Using SpaCy for Natural Language Processing

A guide for everyone to spaCy: from installation to training the model with your own data.

8 min readDec 4, 2020

It’s easy to forget how powerful the human brain is. Not only do we understand language, we’ve figured out how to teach computers to understand human language, referred to as Natural Language, and make it easy for anyone to use NLP. It’s all around us now. If you use a computer or smartphone today, you’ve probably taken advantage of machine translation, sentence generation, and error correction.

People have even made it easier for normal users to look behind the curtain and watch the magic happen. Stick around even if you don’t know programming. Trust me, you won’t need it.

Natural Language Processing is for everybody. Let me show you how.

I considered using NLTK for this article since it’s aimed towards research and teaching. SpaCy is just closer to my heart, since I learned how to work with it on my own. SpaCy is free, open-source, designed for production, and it’s wonderfully documented.

NLTK, spaCy, and PyTorch work with python. If you’re a java enthusiast, be sure to check out Apache OpenNLP afterwards.

Let’s get right into it

If you have python3, pip, and Jupyter notebooks installed on your system, you can install spaCy on your system. Or you can use an online colab.
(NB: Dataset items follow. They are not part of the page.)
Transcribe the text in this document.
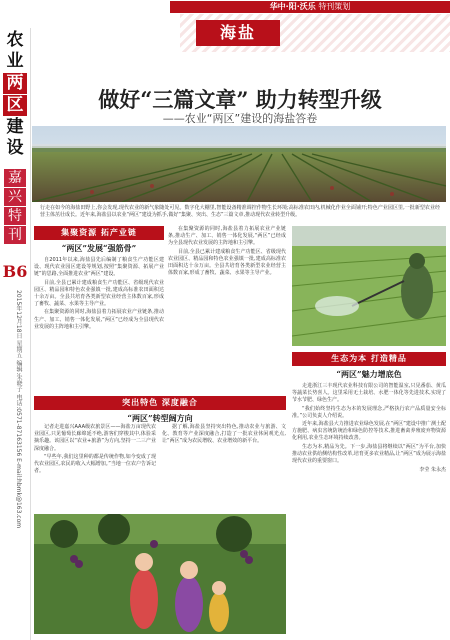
华中·阳·沃乐 特刊策划
海盐
农
业
两
区
建
设
嘉
兴
特
刊
B6
2015年12月18日 星期五 编辑:朱晓子 电话:0571-87163156 E-mail:hbmk@163.com
做好“三篇文章” 助力转型升级
——农业“两区”建设的海盐答卷
行走在如今的海盐田野上,你会发现,现代农业的新气象随处可见。数字化大棚里,智能设备精准调控作物生长环境;高标准农田内,机械化作业全面铺开;特色产业园区里,一批新型农业经营主体茁壮成长。近年来,海盐县以农业“两区”建设为抓手,做好“集聚、突出、生态”三篇文章,推动现代农业转型升级。
集聚资源 拓产业链
“两区”发展“强筋骨”

自2011年以来,海盐县先后编制了粮食生产功能区建设、现代农业园区建设等规划,按照“集聚资源、拓展产业链”的思路,全面推进农业“两区”建设。

目前,全县已累计建成粮食生产功能区、省级现代农业园区、精品园和特色农业强镇一批,建成高标准农田面积达十余万亩。全县共培育各类新型农业经营主体数百家,形成了畜牧、蔬菜、水果等主导产业。

在集聚资源的同时,海盐县着力拓展农业产业链条,推动生产、加工、销售一体化发展,“两区”已经成为全县现代农业发展的主阵地和主引擎。

在集聚资源的同时,海盐县着力拓展农业产业链条,推动生产、加工、销售一体化发展,“两区”已经成为全县现代农业发展的主阵地和主引擎。

目前,全县已累计建成粮食生产功能区、省级现代农业园区、精品园和特色农业强镇一批,建成高标准农田面积达十余万亩。全县共培育各类新型农业经营主体数百家,形成了畜牧、蔬菜、水果等主导产业。

突出特色 深度融合
“两区”转型阔方向

记者走进嘉兴AAA级农旅景区——海盐万亩现代农业园区,只见葡萄长廊绵延不绝,游客们穿梭其中,体验采摘乐趣。该园区以“农业+旅游”为方向,坚持一二三产业深度融合。

“早些年,我们这里种的都是传统作物,如今变成了现代农业园区,农民的收入大幅增加。”当地一位农户告诉记者。

据了解,海盐县坚持突出特色,推动农业与旅游、文化、教育等产业深度融合,打造了一批农业休闲观光点,让“两区”成为农民增收、农业增效的新平台。

生态为本 打造精品
“两区”魅力增底色

走进浙江三丰现代农业科技有限公司的智能温室,只见番茄、黄瓜等蔬菜长势喜人。这里采用无土栽培、水肥一体化等先进技术,实现了节水节肥、绿色生产。

“我们始终坚持生态为本的发展理念,严格执行农产品质量安全标准。”公司负责人介绍说。

近年来,海盐县大力推进农业绿色发展,在“两区”建设中推广测土配方施肥、病虫害统防统治和绿色防控等技术,推进畜禽养殖废弃物资源化利用,农业生态环境持续改善。

生态为本,精品为先。下一步,海盐县将继续以“两区”为平台,加快推动农业供给侧结构性改革,培育更多农业精品,让“两区”成为展示海盐现代农业的重要窗口。

李莹 朱永杰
Here’s the colab where I ran all of this code: SpaCy for NLP

Go to File -> Save copy in Drive

Now, feel free to play around as you wish! Ctrl+enter executes the cell that you are in and Runtime -> Run all will run all the cells for you.

So, what is SpaCy?

SpaCy is a library for Natural Language Processing that can process and “understand” large volumes of text. SpaCy does this through a variety of features. You need to load a core statistical model for the features we’ll be using today. Statistical models essentially mean that the “decisions” spaCy makes are actually statistical predictions.

Although I’ll start at the very basics, by the end of this article, you’ll know how to train spaCy to make new predictions.

When we call spacy.load(‘en’), we’re calling the default English model ‘en_core_web_sm’. The vocab length of the small model is only 478, compared to 1340242 for the large model. The small model is sufficient for preprocessing, so we’ll start there.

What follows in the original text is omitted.